STEUBENVILLE - State Auditor Dave Yost discussed the office's function during the Friday luncheon meeting of the city Rotary Club at the YWCA.
Yost began by complimenting the City of Murals before describing the office's duties, including basic auditing of Ohio's 5,300 local governments.
"That's a whole lot of government in Ohio," he said.
Yost also said the duties of the office include forensic auditing, which includes making sure there is no malfeasance with taxpayers' funds. The office comes in and performs an audit, and if irregularities are found a case is built and a special prosecutor then steps in, said Yost.
"We can appoint a special prosecutor," said Yost, who also referred briefly to a recent examination of Smithfield's finances, which have been declared unauditable. "We have an interesting situation in Smithfield."
Yost said he was most interested in what he called "performance audits. These are something not a lot of people know about."
Yost said those in elected office usually pledge to cut spending, but "when (politicians) get into office things don't seem to change much. It doesn't seem to matter what party it is."
When cuts do occur they are usually cut "with a chainsaw," said Yost, adding the cuts aren't performed in a surgical manner, leading to problems in government services. He said performance audits can help municipalities make cuts where there's inefficiency and overlap, improving government services.
"You would never make these kind of cuts in private enterprise," said Yost, adding sometimes government cuts aren't always sensible. "I've been watching government for a long time.

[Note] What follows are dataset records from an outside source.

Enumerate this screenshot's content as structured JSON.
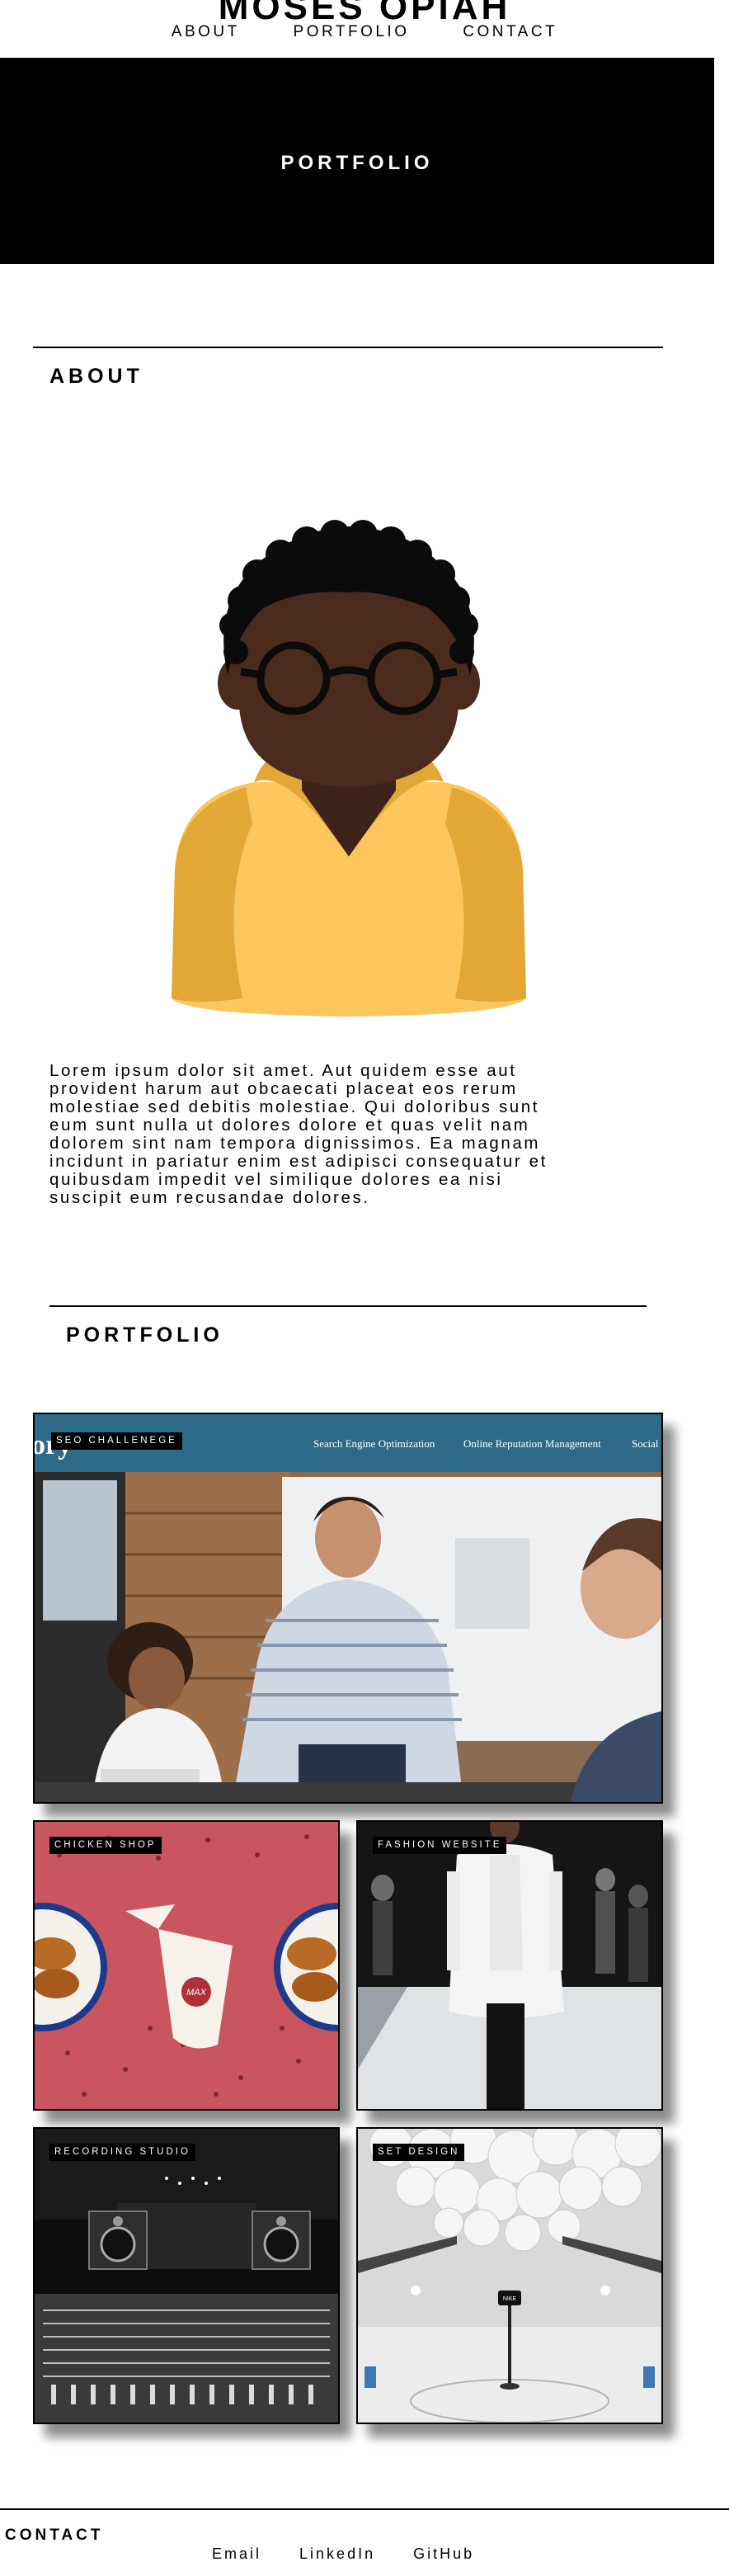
{
  "header": {
    "site_title": "MOSES OPIAH",
    "nav": [
      "ABOUT",
      "PORTFOLIO",
      "CONTACT"
    ]
  },
  "hero": {
    "label": "PORTFOLIO"
  },
  "about": {
    "heading": "ABOUT",
    "lines": [
      "Lorem ipsum dolor sit amet. Aut quidem esse aut",
      "provident harum aut obcaecati placeat eos rerum",
      "molestiae sed debitis molestiae. Qui doloribus sunt",
      "eum sunt nulla ut dolores dolore et quas velit nam",
      "dolorem sint nam tempora dignissimos. Ea magnam",
      "incidunt in pariatur enim est adipisci consequatur et",
      "quibusdam impedit vel similique dolores ea nisi",
      "suscipit eum recusandae dolores."
    ]
  },
  "portfolio": {
    "heading": "PORTFOLIO",
    "projects": [
      {
        "label": "SEO CHALLENEGE",
        "brand_fragment": "ory",
        "site_nav": [
          "Search Engine Optimization",
          "Online Reputation Management",
          "Social"
        ]
      },
      {
        "label": "CHICKEN SHOP",
        "wrapper_text": "MAX"
      },
      {
        "label": "FASHION WEBSITE"
      },
      {
        "label": "RECORDING STUDIO"
      },
      {
        "label": "SET DESIGN",
        "sign_text": "NIKE"
      }
    ]
  },
  "footer": {
    "heading": "CONTACT",
    "links": [
      "Email",
      "LinkedIn",
      "GitHub"
    ]
  },
  "colors": {
    "hero_bg": "#000000",
    "skin": "#4a2b1e",
    "shirt": "#fdc65d",
    "shirt_shade": "#e2a735",
    "seo_nav_bar": "#2e6a87",
    "chicken_bg": "#c9555e"
  }
}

One of the things we're missing is a profit motive."
Yost said without that motive it can be difficult to bring about change and use tax dollars wisely for services provided by government.
He added it's also often difficult to make cuts in services because it affects peoples' lives.
"How do you go about that intention to cutting costs (in government)?" Yost asked. "It's hard to make cuts. It affects people. How do you do that?"
The state auditor's office will help municipalities examine their finances and look for ways to cut costs without cutting services, said Yost. He added a targeted approach to government cost-cutting works, and he cited recent examples.
"We save $22 to every $1 spent through our performance audits," Yost said. "We front the costs of (of the audit) and we give (municipalities) a report. They have one year to implement the changes we recommend. They can then pay for the audit through the funds they've saved. (Municipalities) can really drive down the cost of government costs that way without cutting government services."
Yost ended by telling Rotarians the auditor's office main duty was to make sure taxpayers' money is spent the way they should be.
"My job is to be the truth-teller," Yost said. "My commitment to you is to always tell the truth."